Figures 5 and 6 show examples of system generated dialogues using and not using the slot sharing mechanism, respectively. Observe that when the domain switched to the hotel domain, the agent in Fig. 5 asked for confirmation if the price is moderate and area is north and recommended a hotel with these constraints. In natural language we could think in this dialogue act as: “Do you want a hotel in north with a moderate price, right? There is the hotel Limehouse”. In this way, the user did not need to inform these slots again, saving some turns until task completion. While in Fig. 6 the agent needed to ask again the area and price for the user, resulting in a redundant dialogue which takes more turns to be completed (11 turns against 8 turns).

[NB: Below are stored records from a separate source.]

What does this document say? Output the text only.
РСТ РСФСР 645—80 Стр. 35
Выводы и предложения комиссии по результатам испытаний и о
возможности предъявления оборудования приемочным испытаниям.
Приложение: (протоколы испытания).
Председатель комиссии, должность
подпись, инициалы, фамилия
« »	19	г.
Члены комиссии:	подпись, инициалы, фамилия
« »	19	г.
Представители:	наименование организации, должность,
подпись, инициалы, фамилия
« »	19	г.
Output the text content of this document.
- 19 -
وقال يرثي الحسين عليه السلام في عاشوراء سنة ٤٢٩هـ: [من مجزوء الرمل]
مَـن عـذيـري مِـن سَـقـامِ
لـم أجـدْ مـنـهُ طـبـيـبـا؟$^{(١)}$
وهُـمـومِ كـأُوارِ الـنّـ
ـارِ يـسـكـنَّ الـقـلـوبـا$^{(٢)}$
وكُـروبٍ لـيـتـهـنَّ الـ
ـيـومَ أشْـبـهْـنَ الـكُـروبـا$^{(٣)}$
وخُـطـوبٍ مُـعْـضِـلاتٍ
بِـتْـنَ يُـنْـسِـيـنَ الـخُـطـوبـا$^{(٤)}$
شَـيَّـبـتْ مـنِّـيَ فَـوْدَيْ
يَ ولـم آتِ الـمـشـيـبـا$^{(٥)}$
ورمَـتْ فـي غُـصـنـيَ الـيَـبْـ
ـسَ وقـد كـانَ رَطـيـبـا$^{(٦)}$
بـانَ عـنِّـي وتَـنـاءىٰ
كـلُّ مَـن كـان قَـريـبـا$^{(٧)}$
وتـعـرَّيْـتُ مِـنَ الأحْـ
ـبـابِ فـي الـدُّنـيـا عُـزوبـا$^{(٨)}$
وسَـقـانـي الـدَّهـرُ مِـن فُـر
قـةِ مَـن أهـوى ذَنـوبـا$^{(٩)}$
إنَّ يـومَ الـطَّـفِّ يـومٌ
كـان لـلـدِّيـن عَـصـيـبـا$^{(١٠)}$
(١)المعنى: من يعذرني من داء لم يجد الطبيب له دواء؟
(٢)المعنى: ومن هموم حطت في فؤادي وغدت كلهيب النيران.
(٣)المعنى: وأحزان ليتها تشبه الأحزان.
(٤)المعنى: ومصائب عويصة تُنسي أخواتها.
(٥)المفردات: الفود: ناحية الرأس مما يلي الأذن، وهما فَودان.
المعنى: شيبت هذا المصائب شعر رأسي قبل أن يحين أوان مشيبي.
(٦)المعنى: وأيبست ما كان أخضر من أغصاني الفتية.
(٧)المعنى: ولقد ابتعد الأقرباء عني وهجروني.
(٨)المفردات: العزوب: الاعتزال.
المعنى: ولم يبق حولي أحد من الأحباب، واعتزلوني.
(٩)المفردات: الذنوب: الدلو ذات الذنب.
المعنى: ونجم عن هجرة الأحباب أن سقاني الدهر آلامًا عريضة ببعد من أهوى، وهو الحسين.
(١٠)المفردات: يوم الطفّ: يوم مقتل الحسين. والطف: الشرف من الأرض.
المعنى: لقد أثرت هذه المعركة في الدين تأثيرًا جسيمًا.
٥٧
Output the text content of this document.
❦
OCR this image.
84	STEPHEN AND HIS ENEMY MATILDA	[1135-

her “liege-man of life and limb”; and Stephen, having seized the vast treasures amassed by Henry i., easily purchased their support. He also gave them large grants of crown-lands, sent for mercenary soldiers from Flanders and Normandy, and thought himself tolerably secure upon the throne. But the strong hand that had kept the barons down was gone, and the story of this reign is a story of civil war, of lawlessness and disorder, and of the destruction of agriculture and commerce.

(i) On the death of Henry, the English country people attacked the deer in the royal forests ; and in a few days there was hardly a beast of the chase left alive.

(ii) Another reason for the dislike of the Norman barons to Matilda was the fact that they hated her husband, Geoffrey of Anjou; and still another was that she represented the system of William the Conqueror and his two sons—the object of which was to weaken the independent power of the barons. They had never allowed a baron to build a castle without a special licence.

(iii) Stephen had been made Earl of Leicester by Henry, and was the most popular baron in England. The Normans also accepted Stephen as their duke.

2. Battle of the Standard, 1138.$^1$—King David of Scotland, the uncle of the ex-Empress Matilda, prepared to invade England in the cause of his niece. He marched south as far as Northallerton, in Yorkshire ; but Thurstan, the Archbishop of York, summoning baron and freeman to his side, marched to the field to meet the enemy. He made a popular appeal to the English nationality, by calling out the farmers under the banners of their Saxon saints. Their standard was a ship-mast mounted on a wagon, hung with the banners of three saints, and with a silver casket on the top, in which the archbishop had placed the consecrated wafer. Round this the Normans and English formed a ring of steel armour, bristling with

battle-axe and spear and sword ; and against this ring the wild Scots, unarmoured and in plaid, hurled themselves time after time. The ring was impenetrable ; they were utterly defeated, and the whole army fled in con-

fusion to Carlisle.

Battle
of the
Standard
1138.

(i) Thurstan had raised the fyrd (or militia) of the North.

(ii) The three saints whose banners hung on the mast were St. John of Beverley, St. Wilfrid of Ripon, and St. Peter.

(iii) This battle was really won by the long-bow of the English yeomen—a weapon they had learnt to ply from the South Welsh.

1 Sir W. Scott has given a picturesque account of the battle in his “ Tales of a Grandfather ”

One drawback for the DCDA-S2M is the training time required for training all the agents. Table 4 shows the average training time for each agent. As we can see, the total amount of time required to train all seven agents is 291.29 minutes, which is approximately 16% more than centralized system training. However, it is worth noting that agents could be trained in parallel, which would require greater computational power.

Table 4. Training time in minutes for each agent.

5 Conclusions

In this work we show that the use of a distributed architecture, with multiple agents trained separately for each domain, can leverage the system performance compared to the same algorithm used to train a single agent for all domains at once. This is because each agent can specialize in solving its own problem well, which is much simpler than solving tasks well in all domains, as with the centralized approach in a single agent. Furthermore, distributed systems can add new domains without the need to retrain the entire system.

The use of the slot sharing mechanism also proved to enhance system performance, especially for tasks where the goal has some common slot across domains. Besides improving the system’s success rate, it also decreases the average number of turns, showing that the system avoided asking for redundant information.

A major disadvantage of DCDA-S2M is the need to train several agents separately and this can be time and energy consuming. In this sense, for future work we intend to explore transfer learning techniques in reinforcement learning to accelerate the training of new agents.